Mas, certamente por isso mesmo, o Papa utiliza tais termos e conceitos com o
conteúdo que o Cristianismo deu a um (caridade) e com a apetência universal que se
verifica em relação ao outro (amor). Ainda assim, confessa estar ciente “dos desvios e
esvaziamento de sentido que a caridade não cessa de enfrentar, com o risco, dai
resultante, de ser mal entendida, de ser excluída da vida ética e, em todo o caso, de
impedir a sua correcta valorização” (CV 2). Mas tal consciência leva-o apenas a
“conjugar a caridade com a verdade” (ibidem), retirando-a do campo do devaneio e
verificando-a nos efeitos práticos, realmente inegáveis e educativamente exercitáveis.
Falando com simplicidade, diríamos que “contra factos não há argumentos”,
antes devemos argumentar com os factos e a partir deles: o amor oblativo, que
cristãmente se chama caridade, revela-se como enorme potenciação de solidariedade e
de paz, verdadeiros desideratos gerais, na mútua circulação da verdade e da caridade.
Mas tal acontece porque assim se realizam mutuamente, demonstrando a sua eficácia,
indispensável eficácia. Podemos dizer como num título de Raoul Follereau, o “apóstolo
dos leprosos”, que “a única verdade é amar”. Bento XVI di-lo também e em prol das
duas:

“Deste modo, teremos não apenas prestado um serviço à caridade, iluminada pela verdade, mas
também contribuído para tornar credível a verdade, mostrando o seu poder de autenticação e persuasão na
vida social concreta. Facto este que se deve ter muito em conta hoje, num contexto social e cultural que
relativiza a verdade, aparecendo muitas vezes negligente senão mesmo refractário à mesma” (CV 2).

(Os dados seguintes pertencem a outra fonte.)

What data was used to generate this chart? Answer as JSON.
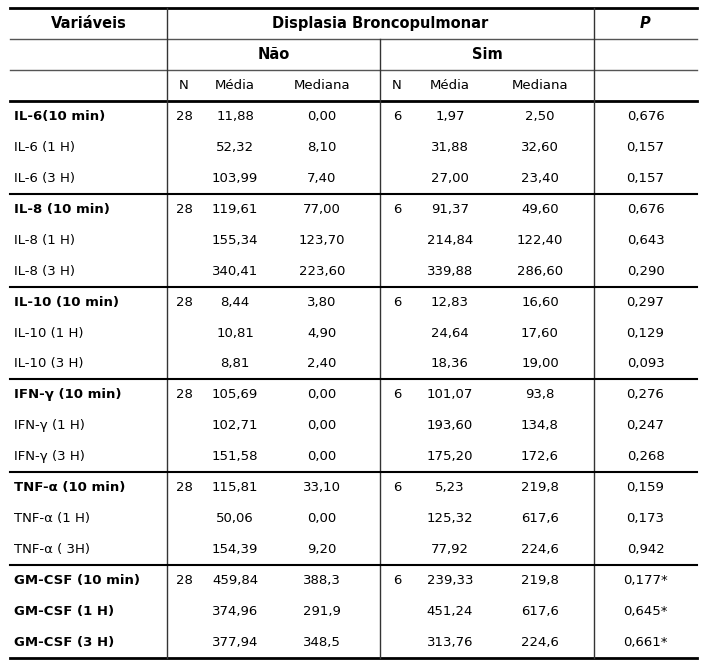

É precisamente na verdade do seu acontecer concreto que a caridade se legitima


e requer, não só na vida privada, mas também na social e pública. Assim mesmo se
emancipa de qualquer redução sentimentalista ou voluntarista, ganhando a densidade
irrecusável do que realmente importa a todos, crentes ou não crentes, e faz bem a cada
um, não excluindo quem a pratica, segundo um dito de Cristo, felizmente recolhido nos
Actos dos Apóstolos: “a felicidade está mais em dar do que em receber” (Act 20, 35).
Por isso se não compreenderia que a forte e autêntica motivação solidária que a
caridade representa ficasse fora da pedagogia social e da oferta educativa. Bem pelo
contrário, uma vez isenta do duplo escolho do devaneio sentimental e do voluntarismo
fideísta cf. (CV 3)., a caridade verificada nas relações sociais positivas – e tantas são as
exemplificações da santidade sublinhada ou anónima! – aparece como alínea primeira
da transmissão de valores.
A conjugação das duas só na relação pode acontecer. Tratando-se de “verdade”
importa-me no que importa aos outros, pois não há vida sem convivência, nem
singularidade sem reciprocidade. Foi esse o maior ganho do conceito de “pessoa” –
precisamente de ser em relação -, tão acentuado no século XX contra totalitarismos e
individualismos de vária espécie. A “minha” verdade acontece como descoberta e
incremento do que nos é comum a todos, como base donde partimos e como topo que só
em conjunto atingiremos, num verdadeiro diálogo que me revele além de mim, pela
humanidade que também nos outros se desvenda, atentamente, pacientemente. Daqui a
eminente dimensão educativa do espaço aberto de proposta e avaliação, que toda a
escola deve ser, para cumprir a sua indispensável dimensão humanizante. Não
demoraremos a concordar com Bento XVI:

“A verdade é ‘logos’ que cria ‘dia-logos’ e, consequentemente, comunicação e comunhão. A


verdade, fazendo sair os seres humanos das opiniões e sensações subjectivas, permite-lhes ultrapassar
determinações culturais e históricas para se encontrarem na avaliação do valor e substância das coisas. A
verdade abre e une as inteligências no logos do amor […]. Sem a verdade, a caridade acaba confinada
num âmbito restrito e carecido de relações; fica excluída dos projectos e processos de construção dum
desenvolvimento humano de alcance universal, no diálogo entre o saber e a realização prática” (CV 4).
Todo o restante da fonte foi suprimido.